Paul Auster niega que escribir sea
algo placentero. “Es un trabajo duro y se sufre mucho. Por momentos uno se
siente inepto: la sensación de fracaso es enorme y eso significa que no hay
sentimiento de satisfacción o de triunfo”.
El sentimiento que tengo en estos
momentos es de tensa liberación. Adiós a este bulto sospechoso, aunque sepa que
volverá a casa a lavar la ropa, a llorar cuando el mundo cruel le dé la espalda
y que me visitará los domingos a probar mi exquisita paella de conejo.
Lo dejo marchar sabiendo que sus
calambrazos en el estómago durarán mucho tiempo. Pero hay que ocuparse de otros
asuntos. No conozco la satisfacción plena. El espíritu mordaz, cada vez que
mira la vida, no puede dejar de pensar que tiene truco.
En ciertos momentos he prescindido
del gusto, de los placeres estéticos a sabiendas que al final reinaba el
desencanto. Los exorcismos sacan lo mejor de nosotros.
Mis respetos desde este epílogo
epidural y epifanía epitáfica, a esos hombres a quienes nunca les pesaron los
pies, ni sus pasos se vieron clavados en la tierra. A esos hombres que parecen
flotar mientras los demás nos arrastramos. Son hombres libres, caballeros de
valores contrastados, que los defienden con coraje sin atender a coyunturas o
ternuras. Ya no quedan. Va por ellos, por los inexistentes.
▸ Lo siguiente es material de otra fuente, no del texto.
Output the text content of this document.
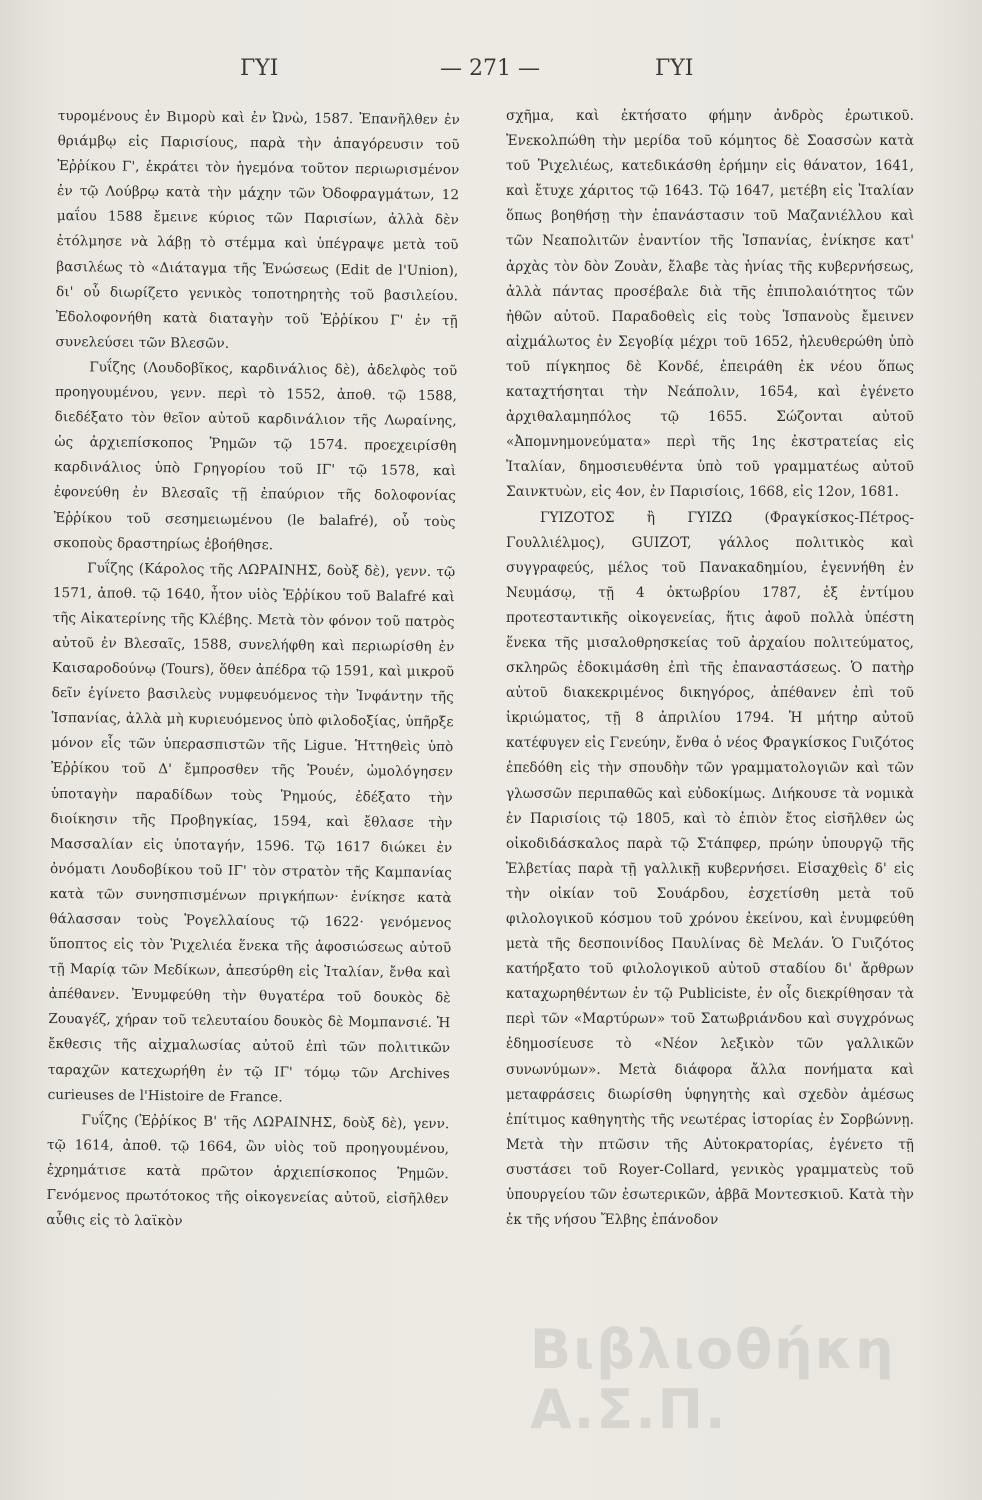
ΓΥΙ	— 271 —	ΓΥΙ

τυρομένους ἐν Βιμορὺ καὶ ἐν Ὠνὼ, 1587. Ἐπανῆλθεν ἐν θριάμβῳ εἰς Παρισίους, παρὰ τὴν ἀπαγόρευσιν τοῦ Ἐῤῥίκου Γ', ἐκράτει τὸν ἡγεμόνα τοῦτον περιωρισμένον ἐν τῷ Λούβρῳ κατὰ τὴν μάχην τῶν Ὀδοφραγμάτων, 12 μαΐου 1588 ἔμεινε κύριος τῶν Παρισίων, ἀλλὰ δὲν ἐτόλμησε νὰ λάβῃ τὸ στέμμα καὶ ὑπέγραψε μετὰ τοῦ βασιλέως τὸ «Διάταγμα τῆς Ἑνώσεως (Edit de l'Union), δι' οὗ διωρίζετο γενικὸς τοποτηρητὴς τοῦ βασιλείου. Ἐδολοφονήθη κατὰ διαταγὴν τοῦ Ἐῤῥίκου Γ' ἐν τῇ συνελεύσει τῶν Βλεσῶν.

Γυΐζης (Λουδοβῖκος, καρδινάλιος δὲ), ἀδελφὸς τοῦ προηγουμένου, γενν. περὶ τὸ 1552, ἀποθ. τῷ 1588, διεδέξατο τὸν θεῖον αὐτοῦ καρδινάλιον τῆς Λωραίνης, ὡς ἀρχιεπίσκοπος Ῥημῶν τῷ 1574. προεχειρίσθη καρδινάλιος ὑπὸ Γρηγορίου τοῦ ΙΓ' τῷ 1578, καὶ ἐφονεύθη ἐν Βλεσαῖς τῇ ἐπαύριον τῆς δολοφονίας Ἐῤῥίκου τοῦ σεσημειωμένου (le balafré), οὗ τοὺς σκοποὺς δραστηρίως ἐβοήθησε.

Γυΐζης (Κάρολος τῆς ΛΩΡΑΙΝΗΣ, δοὺξ δὲ), γενν. τῷ 1571, ἀποθ. τῷ 1640, ἦτον υἱὸς Ἐῤῥίκου τοῦ Balafré καὶ τῆς Αἰκατερίνης τῆς Κλέβης. Μετὰ τὸν φόνον τοῦ πατρὸς αὐτοῦ ἐν Βλεσαῖς, 1588, συνελήφθη καὶ περιωρίσθη ἐν Καισαροδούνῳ (Tours), ὅθεν ἀπέδρα τῷ 1591, καὶ μικροῦ δεῖν ἐγίνετο βασιλεὺς νυμφευόμενος τὴν Ἰνφάντην τῆς Ἱσπανίας, ἀλλὰ μὴ κυριευόμενος ὑπὸ φιλοδοξίας, ὑπῆρξε μόνον εἷς τῶν ὑπερασπιστῶν τῆς Ligue. Ἡττηθεὶς ὑπὸ Ἐῤῥίκου τοῦ Δ' ἔμπροσθεν τῆς Ῥουέν, ὡμολόγησεν ὑποταγὴν παραδίδων τοὺς Ῥημούς, ἐδέξατο τὴν διοίκησιν τῆς Προβηγκίας, 1594, καὶ ἔθλασε τὴν Μασσαλίαν εἰς ὑποταγήν, 1596. Τῷ 1617 διώκει ἐν ὀνόματι Λουδοβίκου τοῦ ΙΓ' τὸν στρατὸν τῆς Καμπανίας κατὰ τῶν συνησπισμένων πριγκήπων· ἐνίκησε κατὰ θάλασσαν τοὺς Ῥογελλαίους τῷ 1622· γενόμενος ὕποπτος εἰς τὸν Ῥιχελιέα ἕνεκα τῆς ἀφοσιώσεως αὐτοῦ τῇ Μαρίᾳ τῶν Μεδίκων, ἀπεσύρθη εἰς Ἰταλίαν, ἔνθα καὶ ἀπέθανεν. Ἐνυμφεύθη τὴν θυγατέρα τοῦ δουκὸς δὲ Ζουαγέζ, χήραν τοῦ τελευταίου δουκὸς δὲ Μομπανσιέ. Ἡ ἔκθεσις τῆς αἰχμαλωσίας αὐτοῦ ἐπὶ τῶν πολιτικῶν ταραχῶν κατεχωρήθη ἐν τῷ ΙΓ' τόμῳ τῶν Archives curieuses de l'Histoire de France.

Γυΐζης (Ἐῤῥίκος Β' τῆς ΛΩΡΑΙΝΗΣ, δοὺξ δὲ), γενν. τῷ 1614, ἀποθ. τῷ 1664, ὢν υἱὸς τοῦ προηγουμένου, ἐχρημάτισε κατὰ πρῶτον ἀρχιεπίσκοπος Ῥημῶν. Γενόμενος πρωτότοκος τῆς οἰκογενείας αὐτοῦ, εἰσῆλθεν αὖθις εἰς τὸ λαϊκὸν

σχῆμα, καὶ ἐκτήσατο φήμην ἀνδρὸς ἐρωτικοῦ. Ἐνεκολπώθη τὴν μερίδα τοῦ κόμητος δὲ Σοασσὼν κατὰ τοῦ Ῥιχελιέως, κατεδικάσθη ἐρήμην εἰς θάνατον, 1641, καὶ ἔτυχε χάριτος τῷ 1643. Τῷ 1647, μετέβη εἰς Ἰταλίαν ὅπως βοηθήσῃ τὴν ἐπανάστασιν τοῦ Μαζανιέλλου καὶ τῶν Νεαπολιτῶν ἐναντίον τῆς Ἱσπανίας, ἐνίκησε κατ' ἀρχὰς τὸν δὸν Ζουὰν, ἔλαβε τὰς ἡνίας τῆς κυβερνήσεως, ἀλλὰ πάντας προσέβαλε διὰ τῆς ἐπιπολαιότητος τῶν ἠθῶν αὐτοῦ. Παραδοθεὶς εἰς τοὺς Ἱσπανοὺς ἔμεινεν αἰχμάλωτος ἐν Σεγοβίᾳ μέχρι τοῦ 1652, ἠλευθερώθη ὑπὸ τοῦ πίγκηπος δὲ Κονδέ, ἐπειράθη ἐκ νέου ὅπως καταχτήσηται τὴν Νεάπολιν, 1654, καὶ ἐγένετο ἀρχιθαλαμηπόλος τῷ 1655. Σώζονται αὐτοῦ «Ἀπομνημονεύματα» περὶ τῆς 1ης ἐκστρατείας εἰς Ἰταλίαν, δημοσιευθέντα ὑπὸ τοῦ γραμματέως αὐτοῦ Σαινκτυὼν, εἰς 4ον, ἐν Παρισίοις, 1668, εἰς 12ον, 1681.

ΓΥΙΖΟΤΟΣ ἢ ΓΥΙΖΩ (Φραγκίσκος-Πέτρος-Γουλλιέλμος), GUIZOT, γάλλος πολιτικὸς καὶ συγγραφεύς, μέλος τοῦ Πανακαδημίου, ἐγεννήθη ἐν Νευμάσῳ, τῇ 4 ὀκτωβρίου 1787, ἐξ ἐντίμου προτεσταντικῆς οἰκογενείας, ἥτις ἀφοῦ πολλὰ ὑπέστη ἕνεκα τῆς μισαλοθρησκείας τοῦ ἀρχαίου πολιτεύματος, σκληρῶς ἐδοκιμάσθη ἐπὶ τῆς ἐπαναστάσεως. Ὁ πατὴρ αὐτοῦ διακεκριμένος δικηγόρος, ἀπέθανεν ἐπὶ τοῦ ἰκριώματος, τῇ 8 ἀπριλίου 1794. Ἡ μήτηρ αὐτοῦ κατέφυγεν εἰς Γενεύην, ἔνθα ὁ νέος Φραγκίσκος Γυιζότος ἐπεδόθη εἰς τὴν σπουδὴν τῶν γραμματολογιῶν καὶ τῶν γλωσσῶν περιπαθῶς καὶ εὐδοκίμως. Διήκουσε τὰ νομικὰ ἐν Παρισίοις τῷ 1805, καὶ τὸ ἐπιὸν ἔτος εἰσῆλθεν ὡς οἰκοδιδάσκαλος παρὰ τῷ Στάπφερ, πρώην ὑπουργῷ τῆς Ἑλβετίας παρὰ τῇ γαλλικῇ κυβερνήσει. Εἰσαχθεὶς δ' εἰς τὴν οἰκίαν τοῦ Σουάρδου, ἐσχετίσθη μετὰ τοῦ φιλολογικοῦ κόσμου τοῦ χρόνου ἐκείνου, καὶ ἐνυμφεύθη μετὰ τῆς δεσποινίδος Παυλίνας δὲ Μελάν. Ὁ Γυιζότος κατήρξατο τοῦ φιλολογικοῦ αὐτοῦ σταδίου δι' ἄρθρων καταχωρηθέντων ἐν τῷ Publiciste, ἐν οἷς διεκρίθησαν τὰ περὶ τῶν «Μαρτύρων» τοῦ Σατωβριάνδου καὶ συγχρόνως ἐδημοσίευσε τὸ «Νέον λεξικὸν τῶν γαλλικῶν συνωνύμων». Μετὰ διάφορα ἄλλα πονήματα καὶ μεταφράσεις διωρίσθη ὑφηγητὴς καὶ σχεδὸν ἀμέσως ἐπίτιμος καθηγητὴς τῆς νεωτέρας ἱστορίας ἐν Σορβώννῃ. Μετὰ τὴν πτῶσιν τῆς Αὐτοκρατορίας, ἐγένετο τῇ συστάσει τοῦ Royer-Collard, γενικὸς γραμματεὺς τοῦ ὑπουργείου τῶν ἐσωτερικῶν, ἀββᾶ Μοντεσκιοῦ. Κατὰ τὴν ἐκ τῆς νήσου Ἔλβης ἐπάνοδον

Βιβλιοθήκη
Α.Σ.Π.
Por último quiero hacer mención a
otro hombre, a otra historia casi verídica, a un tipo que quizá no pertenezca
al del grupo anterior, ni falta que le hace. Va por ti. Responde al nombre de
Maimónides. Es cordobés y filósofo de baratillo. Luce en negro unos ojos
hundidos al fondo de los telescopios que usa de lentes. Barba habitada por una
fauna sin clasificar en las enciclopedias y una dentadura donde las eses han
encontrado un retiro paradisíaco. Su edad, indeterminada, como suele ocurrir
con los hijos putativos de la calle. Es un tipo que frecuenta los pórticos de
las iglesias para reírse de las beatas, más que por pedir una limosna que no
necesita. Allí puedes acudir a escucharle buenas historias. Las inventadas son
las más interesantes, aunque también salpica su discurso con algunas de las
otras, más creíbles. Ha necesitado mucho tiempo para superar su adicción a
profesiones estrafalarias y frustrantes. Todas las ejerció en su día. Paso a
enumerar parte del vía crucis de una trayectoria laboral que sobrecoge:
dependiente en una tienda de golosinas, secretario personal de un echador de
cartas, masturbador de reses, analista de flatulencias, empleado de videoclub, representante de
estiércol, maquillador de cadáveres para una funeraria, cantador de bolas en un
bingo, limpiador de pista en el circo…
Ahora está curado. Vive del cuento
que acabo de contar y de una pensión por incapacidad grave, la del escritor
soliviantado. La sociedad socialdemócrata le mima mucho. Son habas contadas.